そして、チサは何事もなかったかのように登校する。
「――あん? おいチサ。お前、どうして一人で来たんだ? 他の奴らはどうした? しかも、その髪は何だよ?」
教室に入ると、早速トオルが絡んできた。
いつも一緒にいる取り巻きがいないことを疑問に思ったのだろうが、答える義理はないので無視することにした。
「ほう……? いいのかな? そんな態度で……」
怒気を含んだ声でトオルが言う。
昨日までのチサであれば、一瞬で震え上がってしまうほどの迫力があっただろう。
だが、今の彼女には効かないようだ。
「何のこと? 私はいつも通りだけど」
平然と言い放つ彼女に苛立ちを覚えた様子のトオルは舌打ちをすると、教室中に響く声で言った。
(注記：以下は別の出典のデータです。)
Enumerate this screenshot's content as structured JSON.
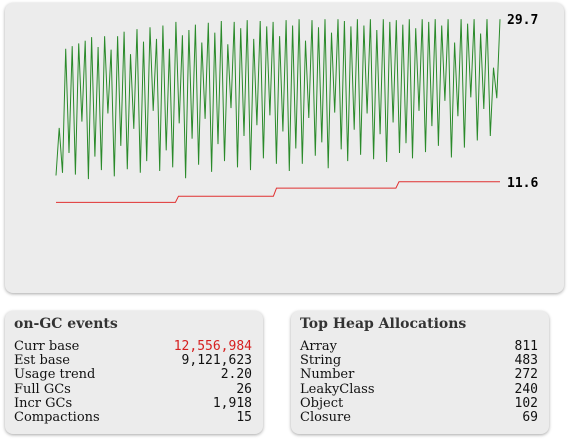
{
  "chart_data": {
    "type": "line",
    "title": "",
    "xlabel": "",
    "ylabel": "",
    "ylim": [
      0,
      31.5
    ],
    "grid": false,
    "series": [
      {
        "label": "29.7",
        "color": "#2a8a2a",
        "values": [
          12.3,
          17.6,
          12.6,
          26.4,
          14.8,
          26.7,
          12.4,
          27.0,
          18.3,
          27.3,
          11.9,
          27.7,
          14.4,
          26.6,
          12.9,
          27.8,
          19.2,
          26.3,
          12.2,
          27.8,
          15.6,
          28.3,
          13.0,
          25.8,
          17.5,
          28.6,
          12.6,
          27.2,
          13.9,
          28.8,
          19.5,
          27.5,
          12.8,
          29.0,
          15.1,
          26.4,
          13.2,
          29.4,
          18.1,
          27.9,
          12.0,
          28.5,
          16.4,
          29.1,
          13.5,
          27.1,
          18.6,
          29.3,
          12.7,
          28.2,
          15.8,
          29.5,
          13.9,
          26.9,
          19.8,
          29.4,
          13.2,
          28.7,
          16.7,
          29.6,
          12.9,
          27.5,
          17.9,
          29.5,
          14.2,
          28.9,
          19.0,
          29.4,
          13.6,
          27.8,
          17.2,
          29.6,
          12.8,
          29.0,
          15.3,
          29.7,
          13.6,
          27.3,
          18.7,
          29.6,
          14.5,
          28.8,
          16.0,
          29.7,
          13.1,
          28.2,
          19.3,
          29.7,
          15.2,
          29.5,
          13.9,
          28.9,
          17.4,
          29.7,
          14.6,
          29.0,
          19.2,
          29.7,
          14.1,
          28.5,
          16.9,
          29.7,
          13.8,
          29.4,
          18.2,
          29.6,
          14.8,
          29.1,
          15.9,
          29.7,
          14.2,
          28.7,
          19.5,
          29.7,
          14.9,
          29.4,
          17.8,
          29.7,
          15.6,
          29.0,
          20.6,
          29.7,
          14.3,
          27.1,
          18.9,
          29.7,
          15.4,
          29.2,
          21.0,
          29.7,
          16.2,
          28.1,
          19.7,
          29.7,
          16.7,
          24.3,
          20.9,
          29.7
        ]
      },
      {
        "label": "11.6",
        "color": "#e03030",
        "values": [
          9.3,
          9.3,
          9.3,
          9.3,
          9.3,
          9.3,
          9.3,
          9.3,
          9.3,
          9.3,
          9.3,
          9.3,
          9.3,
          9.3,
          9.3,
          9.3,
          9.3,
          9.3,
          9.3,
          9.3,
          9.3,
          9.3,
          9.3,
          9.3,
          9.3,
          9.3,
          9.3,
          9.3,
          9.3,
          9.3,
          9.3,
          9.3,
          9.3,
          9.3,
          9.3,
          9.3,
          9.3,
          9.3,
          9.3,
          9.3,
          10.0,
          10.0,
          10.0,
          10.0,
          10.0,
          10.0,
          10.0,
          10.0,
          10.0,
          10.0,
          10.0,
          10.0,
          10.0,
          10.0,
          10.0,
          10.0,
          10.0,
          10.0,
          10.0,
          10.0,
          10.0,
          10.0,
          10.0,
          10.0,
          10.0,
          10.0,
          10.0,
          10.0,
          10.0,
          10.0,
          10.0,
          10.0,
          10.9,
          10.9,
          10.9,
          10.9,
          10.9,
          10.9,
          10.9,
          10.9,
          10.9,
          10.9,
          10.9,
          10.9,
          10.9,
          10.9,
          10.9,
          10.9,
          10.9,
          10.9,
          10.9,
          10.9,
          10.9,
          10.9,
          10.9,
          10.9,
          10.9,
          10.9,
          10.9,
          10.9,
          10.9,
          10.9,
          10.9,
          10.9,
          10.9,
          10.9,
          10.9,
          10.9,
          10.9,
          10.9,
          10.9,
          10.9,
          11.6,
          11.6,
          11.6,
          11.6,
          11.6,
          11.6,
          11.6,
          11.6,
          11.6,
          11.6,
          11.6,
          11.6,
          11.6,
          11.6,
          11.6,
          11.6,
          11.6,
          11.6,
          11.6,
          11.6,
          11.6,
          11.6,
          11.6,
          11.6,
          11.6,
          11.6,
          11.6,
          11.6,
          11.6,
          11.6,
          11.6,
          11.6,
          11.6,
          11.6
        ]
      }
    ]
  },
  "gc_events": {
    "title": "on-GC events",
    "alert_color": "#d62020",
    "rows": [
      {
        "label": "Curr base",
        "value": "12,556,984",
        "alert": true
      },
      {
        "label": "Est base",
        "value": "9,121,623"
      },
      {
        "label": "Usage trend",
        "value": "2.20"
      },
      {
        "label": "Full GCs",
        "value": "26"
      },
      {
        "label": "Incr GCs",
        "value": "1,918"
      },
      {
        "label": "Compactions",
        "value": "15"
      }
    ]
  },
  "heap_allocations": {
    "title": "Top Heap Allocations",
    "rows": [
      {
        "label": "Array",
        "value": "811"
      },
      {
        "label": "String",
        "value": "483"
      },
      {
        "label": "Number",
        "value": "272"
      },
      {
        "label": "LeakyClass",
        "value": "240"
      },
      {
        "label": "Object",
        "value": "102"
      },
      {
        "label": "Closure",
        "value": "69"
      }
    ]
  }
}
「全員聞けぇ!! 今からショータイムを始める! 邪魔する奴は同じ目に合わせるからな!!」
突然の宣言に静まり返るクラスメイトたち。
どちらかと言えば、恐怖よりも興味の方が大きかったようだ。
トオルグループ、いやクラス全体によるチサへのイジメは、既に日常茶飯事となっていたためである。
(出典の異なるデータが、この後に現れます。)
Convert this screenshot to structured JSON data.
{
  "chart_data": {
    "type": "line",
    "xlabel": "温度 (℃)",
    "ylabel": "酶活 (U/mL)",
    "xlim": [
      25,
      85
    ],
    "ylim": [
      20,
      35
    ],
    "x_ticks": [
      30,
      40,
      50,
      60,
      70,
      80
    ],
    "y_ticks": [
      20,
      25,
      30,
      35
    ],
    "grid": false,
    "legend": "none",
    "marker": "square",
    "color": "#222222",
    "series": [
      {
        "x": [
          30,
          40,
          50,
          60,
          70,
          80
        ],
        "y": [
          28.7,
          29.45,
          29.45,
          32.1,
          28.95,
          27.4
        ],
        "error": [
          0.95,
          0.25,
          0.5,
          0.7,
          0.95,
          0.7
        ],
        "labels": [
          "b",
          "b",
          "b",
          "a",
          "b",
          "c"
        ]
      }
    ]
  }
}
むしろ、今回はどんな酷い目に遭わせてくれるのかと期待し、スマホを構える者までいたほどだ。
「さぁて、チサちゃんの今日の下着は何色かなぁ~。皆の前でヌギヌギしようねぇ~」
トオルはそう言っていやらしい笑みを浮かべると、チサににじり寄ってくる。
しかし――
「ぎゃふっ!?」
次の瞬間、チサによって床に叩きつけられていた。
あまりの威力に床板が割れてしまっている。
(あ、あれ?)
困惑するトオルだったが、すぐに叫んだ。
「お、お前! 何をしてるか分かってるのか!? これは立派な犯罪だぞ!? 警察に訴えてやるぞ!?」
その言葉に一瞬キョトンとした後、チサは言った。
「どうぞご自由に」
そう言うと同時に、今度は机を持ち上げて投げつける。
咄嗟に避けようとしたようだが間に合わず、顔面に当たってしまった。
「うぐぐ……痛いよぉ……」
鼻血を流しながら泣き出すトオル。
チサは次に、楽しげに傍観していた女子グループのところへ向かう。
「ちょ、ちょっと待ってよ。私らは別に……ああぁっ!?」
言い訳も聞かず、チサは無慈悲にスマホを破壊していく。
文句を言う奴は鉄拳制裁。
このわずかな時間で、チサはクラスを掌握していた。
「――さて、他に文句のある人はいる?」
彼女が見回すと、全員が首を横に振っているのが見えた。
それを見た彼女は満足そうに頷きを返す。
そして――
「首謀者のトオル。君は?」
「え……?」
名前を呼ばれたことで我に返った様子の彼に歩み寄りながら尋ねる。
すると彼は顔を真っ青にしたかと思うと、その場に土下座をした。
「ごめんなさい! もうしませんから許してください!!」
必死に謝罪の言葉を口にする彼に対して、チサは静かに告げた。
「ダメに決まってるでしょ?」
その瞬間、彼の体は宙を舞っていた。
目にも留まらぬ速さで繰り出された蹴りを受けたのだ。
ドゴッ!
鈍い音と共に壁に激突するトオルの体。
そのままズルズルと崩れ落ちると、白目を剥いて気絶してしまった。
「このクラスは私が支配してやる! 逆らう奴は皆殺しだぁ!!」
こうして、チセによる恐怖の復讐劇が幕を開けたのだった――。